BSS

Nov. 17, 2004

Bryan Liang: End of Life Issues: The Case of An Elderly Breast Cancer Patient

Case summary (see PowerPoint slides for full details)

The case of Mrs. A, an 82 year old woman with advanced breast cancer, brings together a number of key issues in end of life care, exhibiting that physicians and other healthcare professionals need better training in how best to live up to the trust patients put in them. This is true most notably in relation to the issue of informed consent and the execution of advance directives.

Dr. F. found himself under review for a number of questionable practices in caring for Mrs. A., most prominently beginning Ms. A on a Lupron regimen that mimics treatment for endometriosis. This drug is not approved for breast cancer, nor did Dr. F. consult with colleagues or the drug company. Moreover, he proceeded without IRB approval and without obtaining his patient’s formal informed consent. Just prior to Mrs. A’s death, Dr. F. also acted to revive her in direct contradiction to her stated wishes that “. . . there shouldn’t be any jumping on me when I’m ready to die.” Although the patient died, she did so in a way that violated her advance directive.

Discussion Summary

• In claiming that in offering to “be a guinea pig in a medical study”, Mrs. A had agreed to the off-label regime, Dr. F. demonstrated a very uninformed notion of what informed consent means.

• Informal consent to experimentation provides a low standard of consent. It is not “good enough.” One problem here is that Dr. F. didn’t recognize the inadequacy of the consent he had obtained, thus illustrating his need for far more nuanced training in the meaning of informed consent.

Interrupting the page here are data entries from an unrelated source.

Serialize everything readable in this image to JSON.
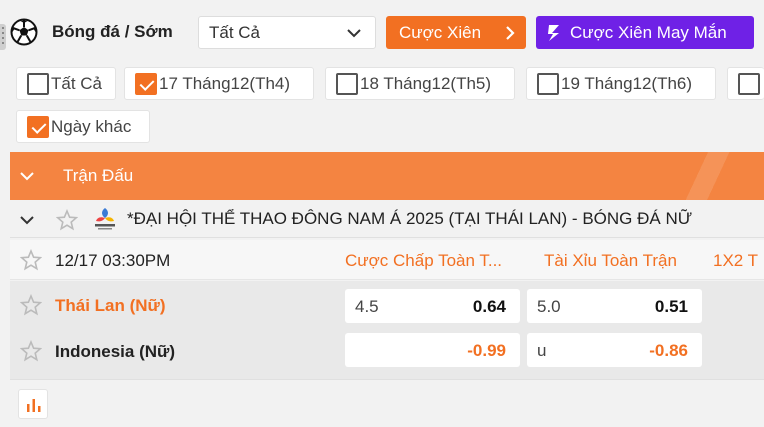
{
  "header": {
    "title": "Bóng đá / Sớm",
    "filter_select_value": "Tất Cả",
    "parlay_button": "Cược Xiên",
    "lucky_parlay_button": "Cược Xiên May Mắn"
  },
  "date_filters": [
    {
      "label": "Tất Cả",
      "checked": false
    },
    {
      "label": "17 Tháng12(Th4)",
      "checked": true
    },
    {
      "label": "18 Tháng12(Th5)",
      "checked": false
    },
    {
      "label": "19 Tháng12(Th6)",
      "checked": false
    },
    {
      "label": "",
      "checked": false
    },
    {
      "label": "Ngày khác",
      "checked": true
    }
  ],
  "section_header": "Trận Đấu",
  "league": {
    "name": "*ĐẠI HỘI THỂ THAO ĐÔNG NAM Á 2025 (TẠI THÁI LAN) - BÓNG ĐÁ NỮ",
    "logo_icon": "sea-games-thailand-2025-logo"
  },
  "match": {
    "time": "12/17 03:30PM",
    "columns": [
      "Cược Chấp Toàn T...",
      "Tài Xỉu Toàn Trận",
      "1X2 T"
    ],
    "home_team": "Thái Lan (Nữ)",
    "away_team": "Indonesia (Nữ)",
    "handicap": {
      "home_line": "4.5",
      "home_odds": "0.64",
      "away_line": "",
      "away_odds": "-0.99"
    },
    "over_under": {
      "over_line": "5.0",
      "over_odds": "0.51",
      "under_line": "u",
      "under_odds": "-0.86"
    }
  },
  "colors": {
    "accent": "#f27022",
    "purple": "#6f21e6",
    "header_bar": "#f48441"
  }
}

• Aside from the issue of informed consent, Dr. F.’s off-label use of drugs raises serious issues about the line between acceptable practice and unwarranted “experimentation.” The frequency of off-label prescribing is a matter of concern even when the outcome is positive.

• Although his actions no doubt sprang from Dr. F’s desire to extend his patient’s life, he did so without adequate consultation and review, thus risking his patient’s safety and well-being. Given that Lupron had not been approved for breast cancer treatment, the overwhelming possibility was that it wouldn’t help Mrs. A, thus subjecting an already ill patient to needless risk.

• Dr. F.’s efforts to resuscitate his patient contrary to her stated wishes manifested a similar pattern of acting alone and without adequate thought for the long term best interest of his patient.

• Does this case meet the legal standard of “malpractice”?

• Prevention of medical malpractice requires a systems approach, where medical error is recognized as the responsibility not only of individual errant physicians but also of the relevant institutions (department chairs, mentors, drug delivery systems, charting, etc.).

• Given the potential for harm – and the liability issues involved -- medical students, interns and residents need to have a nuanced and firm grasp of the meaning of informed consent, the procedures for using drugs “off label,” and how to work with their patients in insuring the best quality of life possible at the end of life.

• Improving the quality of medical care may require a fundamental change in the handling of medical errors, moving from a model of “blame” to one of community review, education and retraining. The system in which Dr. F trained helped to create both the circumstances in which he found himself and his belief that his actions were acceptable. That system of medical training and administrative “checks and balances” needs examination and rectification to reduce medical error, retrain errant practitioners and preserve the investment society makes in medical training.